SlimLM: An Efficient Small Language Model for On-Device Document Assistance (2411.09944v3)

Published 15 Nov 2024 in cs.CL

Abstract: While small LLMs (SLMs) show promises for mobile deployment, their real-world performance and applications on smartphones remains underexplored. We present SlimLM, a series of SLMs optimized for document assistance tasks on mobile devices. Through extensive experiments on a Samsung Galaxy S24, we identify the optimal trade-offs between model size (ranging from 125M to 7B parameters), context length, and inference time for efficient on-device processing. SlimLM is pre-trained on SlimPajama-627B and fine-tuned on DocAssist, our constructed dataset for summarization, question answering and suggestion tasks. Our smallest model demonstrates efficient performance on S24, while larger variants offer enhanced capabilities within mobile constraints. We evaluate SlimLM against existing SLMs, showing comparable or superior performance and offering a benchmark for future research in on-device LLMs. We also provide an Android application, offering practical insights into SLM deployment. Our findings provide valuable insights and illuminate the capabilities of running advanced LLMs on high-end smartphones, potentially reducing server costs and enhancing privacy through on-device processing.

PDF HTML Abstract

SlimLM: An Efficient Small LLM for On-Device Document Assistance

The rapid advancement of LLMs over recent years has diverged into two distinct pathways: LLMs aimed at achieving feats akin to artificial general intelligence, and smaller, more resource-efficient models intended for deployment on mobile and edge devices. While LLMs have been the focal point for significant attention due to their impressive capabilities, the real-world utility and performance of small LLMs (SLMs) on mobile devices have not been extensively investigated. Addressing this gap, the paper "SlimLM: An Efficient Small LLM for On-Device Document Assistance" presents an empirical paper and development of SLMs specifically optimized for document assistance tasks on high-end smartphones.

Methodology and Contributions

The work introduces SlimLM, a series of small LLMs tailored for mobile applications, particularly document assistance tasks such as summarization, question answering, and suggestion tasks. Key to this approach is identifying optimal trade-offs between model size, context length, and inference time to achieve efficient on-device processing. This is demonstrated through comprehensive experiments on a Samsung Galaxy S24 device, aiming to provide insights applicable to similar mobile technology.

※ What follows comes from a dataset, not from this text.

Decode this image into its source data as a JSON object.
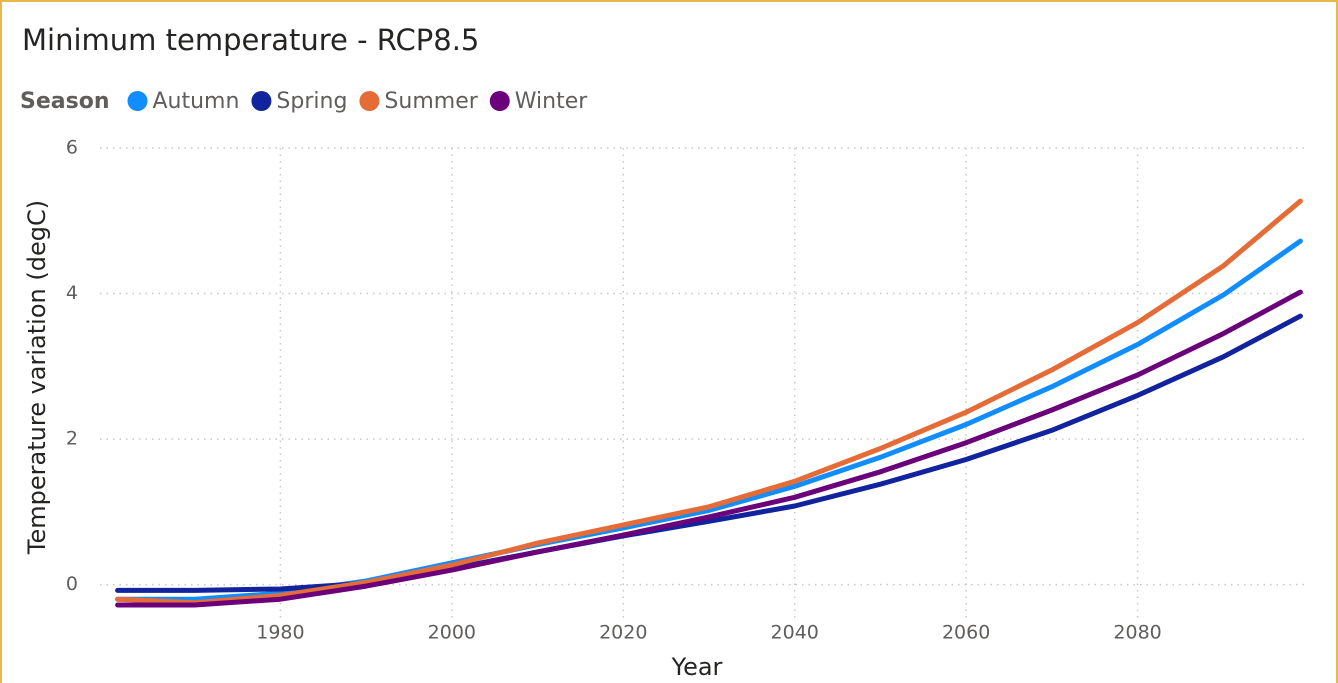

The models are trained on a new dataset named DocAssist, specifically constructed for this research. This dataset was developed by annotating $\sim$ 83K documents to enhance the models' capabilities in the intended application areas. SlimLM, consisting of models ranging from 125 million to 1 billion parameters, is examined extensively, each model pre-trained on the elaborate SlimPajama datatset containing 627 billion tokens, and then fine-tuned using DocAssist.

Benchmark and Performance

In benchmarking against existing SLMs such as SmoLLM and Qwen, SlimLM demonstrates competitive or superior performance across standard evaluation metrics, including BLEU, ROUGE, and semantic textual similarity metrics. Notably, SlimLM achieves effective performance while handling up to 800 context tokens, retaining efficiency and computational viability for mobile deployment without compromising inference quality. The smallest SlimLM variant exhibits robust performance, suitable for practical deployment on the S24, while larger models deliver enhanced capabilities, albeit within the computational limitations of mobile hardware.

Practical Implications and Outlook

One salient implication of SlimLM's research is that advancements in on-device LLM processing could significantly curtail server costs tied to cloud-based API calls, besides advancing user privacy by localizing the processing on device rather than the cloud. This could hold particular value in commercial applications within mobile ecosystems, where SlimLM could be integrated to enable secure yet proficient document assistance functionalities.

Speculating the Future

Looking forward, SlimLM sets a benchmark for future research in on-device LLMs, spurring exploration into further optimizing model architectures for mobile deployment efficiencies. With the ascendancy of edge computing, embedding robust LLMs on devices could transform mobile applications — ensuring more responsive interactions devoid of network dependency, potentially catalyzing the wider adoption of AI-driven solutions in consumer technology.

In summary, this paper contributes significantly to bridging the deployment gap in SLM research on mobile platforms. While the findings do not establish SlimLM as overwhelmingly superior, they furnish critical insights into balancing model efficiency with practical deployment concerns, serving as a springboard for further innovations in the field of on-device language processing.